そして観客として感じるのは、劇場が私たちの文明において、人々が思いや経験を共にする・ひとつになるということを可能にしてくれる、最後の場所であるということです。この経験は、私たち人類が持っている最も大きな豊かさ―空想力を目覚めさせます。
最後に、演劇とは解毒剤のようなものだと思います。昨日も『ギルガメシュ叙事詩』に出演する俳優たちを見て、私はシャーマンの治癒行為を目にしているように感じました。そこには一種の魔法が働いているように見えました。
▲『ギルガメシュ叙事詩』駿府城公園 野外特設ステージ
演劇は、分断を生み出す毒か? 孤独を癒やす薬か?
ブレット氏は「演劇という言葉が非常にフォーマルな(敷居が高い)ものに感じられてしまう」と指摘した上で、アフリカの先住民たちの日常に溶け込んだ原始的な「演劇的なパフォーマンス」に言及した。
ブレット・ベイリー:
僕が住んでいるのは、原始時代の一番最初の形をした人間たち、サン族と呼ばれる人たちが住んでいた場所です。彼らは自分たちの住んでいる世界について、物語を語り合うだけではなく、パフォーマンスで表現しあっていました。
僕は、何かを演じる、ストーリーを表現するという行為は、人間本来に備わった要素だと思います。食べることや呼吸のように、必要というよりも自然としなきゃいけないもの。
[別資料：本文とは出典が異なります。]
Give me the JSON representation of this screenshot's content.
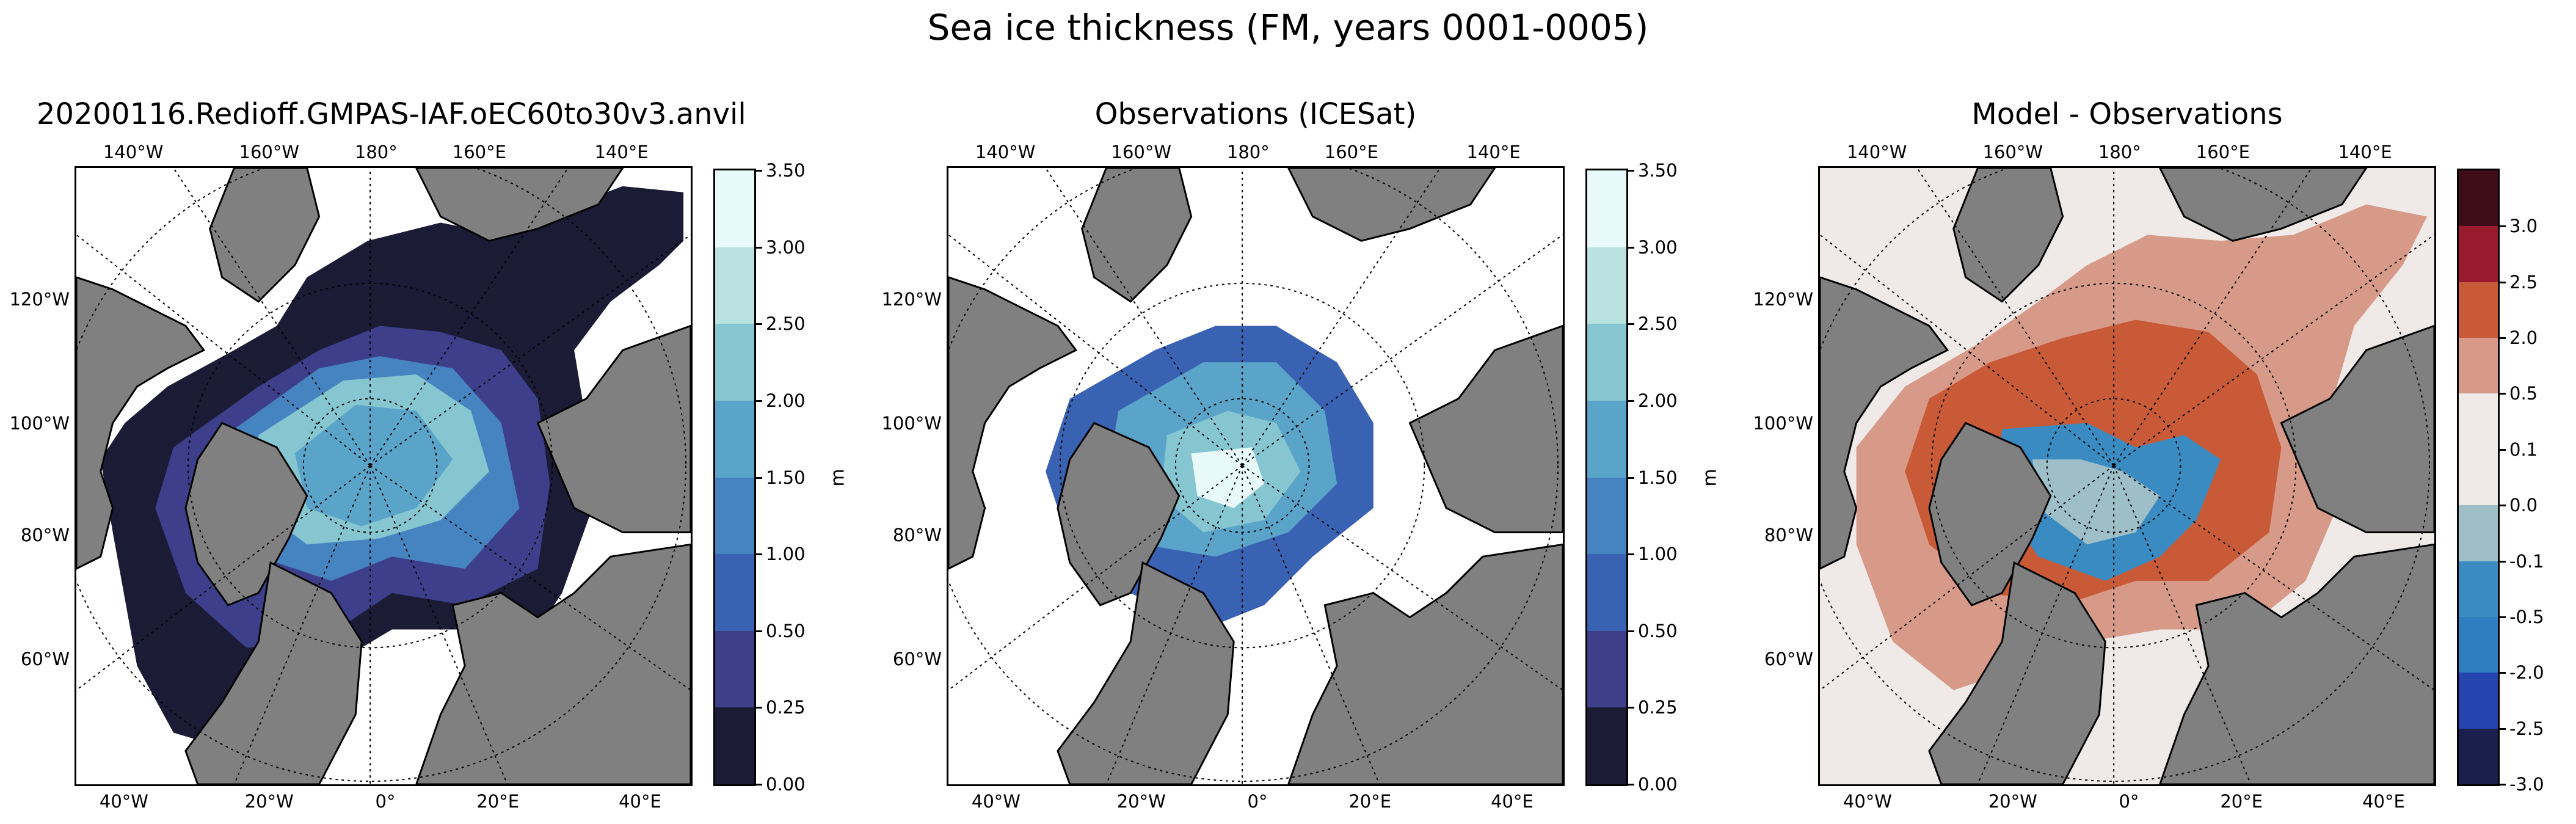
{
  "title": "Sea ice thickness (FM, years 0001-0005)",
  "panels": [
    {
      "title": "20200116.Redioff.GMPAS-IAF.oEC60to30v3.anvil",
      "kind": "model"
    },
    {
      "title": "Observations (ICESat)",
      "kind": "obs"
    },
    {
      "title": "Model - Observations",
      "kind": "diff"
    }
  ],
  "map_labels": {
    "top": [
      "140°W",
      "160°W",
      "180°",
      "160°E",
      "140°E"
    ],
    "left": [
      "120°W",
      "100°W",
      "80°W",
      "60°W"
    ],
    "bottom": [
      "40°W",
      "20°W",
      "0°",
      "20°E",
      "40°E"
    ]
  },
  "colorbars": {
    "thickness": {
      "unit": "m",
      "ticks": [
        "0.00",
        "0.25",
        "0.50",
        "1.00",
        "1.50",
        "2.00",
        "2.50",
        "3.00",
        "3.50"
      ],
      "colors": [
        "#1b1b36",
        "#3d3f8a",
        "#3a62b3",
        "#4584c0",
        "#5aa3c9",
        "#86c6d1",
        "#b9e2e1",
        "#e8f9f9"
      ]
    },
    "difference": {
      "unit": "m",
      "ticks": [
        "-3.0",
        "-2.5",
        "-2.0",
        "-0.5",
        "-0.1",
        "0.0",
        "0.1",
        "0.5",
        "2.0",
        "2.5",
        "3.0"
      ],
      "colors": [
        "#1a1f4b",
        "#2544b0",
        "#2f7fc0",
        "#3a8bc1",
        "#9fbfc8",
        "#efe9e8",
        "#efe9e8",
        "#d89a88",
        "#c85a38",
        "#9a1b2e",
        "#3f0c17"
      ]
    }
  },
  "colors": {
    "land": "#808080",
    "background": "#ffffff",
    "diff_zero": "#efe9e8"
  }
}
一方で、ブレット氏は「独裁者や、いかにも人々のためを思って働いているように見える大きな体制が、市民の中にある意見を埋め込むための武器として使うこともできる」という「演劇の危険性」に警鐘を鳴らした。南アフリカでも他人を迫害し差別する口実として、あるいはそのような考え方を押しつけるために演劇が使われてきた歴史があるという。
ブレット・ベイリー:
ですから演劇というものを、あまりにもロマンティックに考える、そういう視線を向けることに躊躇するし、気をつけなければいけないとも思います。
「精神の先端医療」としての演劇
宮城氏もまた、1930年代後半の日本の演劇人の多くが戦意高揚のために演劇を利用していたことを指摘。一方で、世界中どこでも、どのような時代でも演劇というものは存在してきた事実を踏まえ、「”人間には演劇が必要だ”というのは、事実としてはどうやらそうらしいが、今の時代の我々にとって本質的な理由をどう抽出できるか」と投げかけた。
宮城聰:
僕は「演劇って、もしかすると精神の先端医療なんじゃないか」って、最近考えるんです。
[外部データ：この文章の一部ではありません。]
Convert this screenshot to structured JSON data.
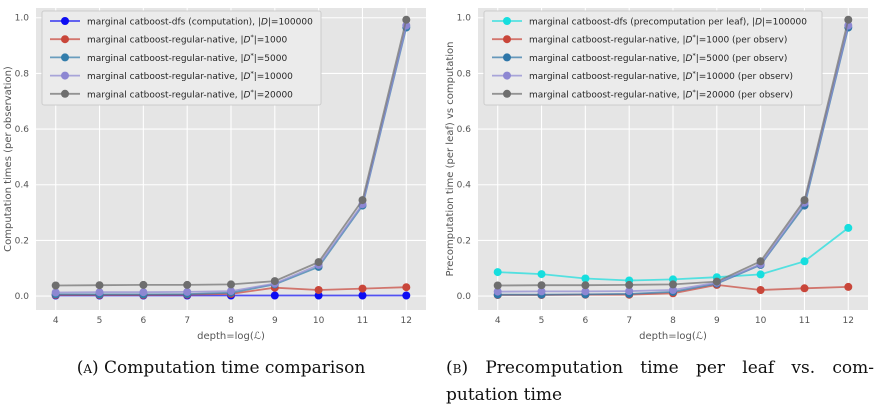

人間って本当は、皆すさまじい孤独の中で生きている。まだ言葉を知る前の赤ちゃんは、世界中からのぞき込まれているじゃないですか。「泣いてるな、どうしてだろう」「体を動かしてるな、どうしてだろう」。世界中がその子をのぞき込んで、その子の中で起こっていることを一生懸命探り出そうとする。
ところが、言葉を覚えた途端に、誰ものぞき込んでくれなくなる。お腹が空いたとかおしっこしたいとか言えるようになっちゃうと、もう誰も、それ以上のぞき込んでくれないんです。この時に人間の世界から、チョキンと切り離されてしまう。宇宙の孤児になってしまう。そして、嘘をつくことを覚える。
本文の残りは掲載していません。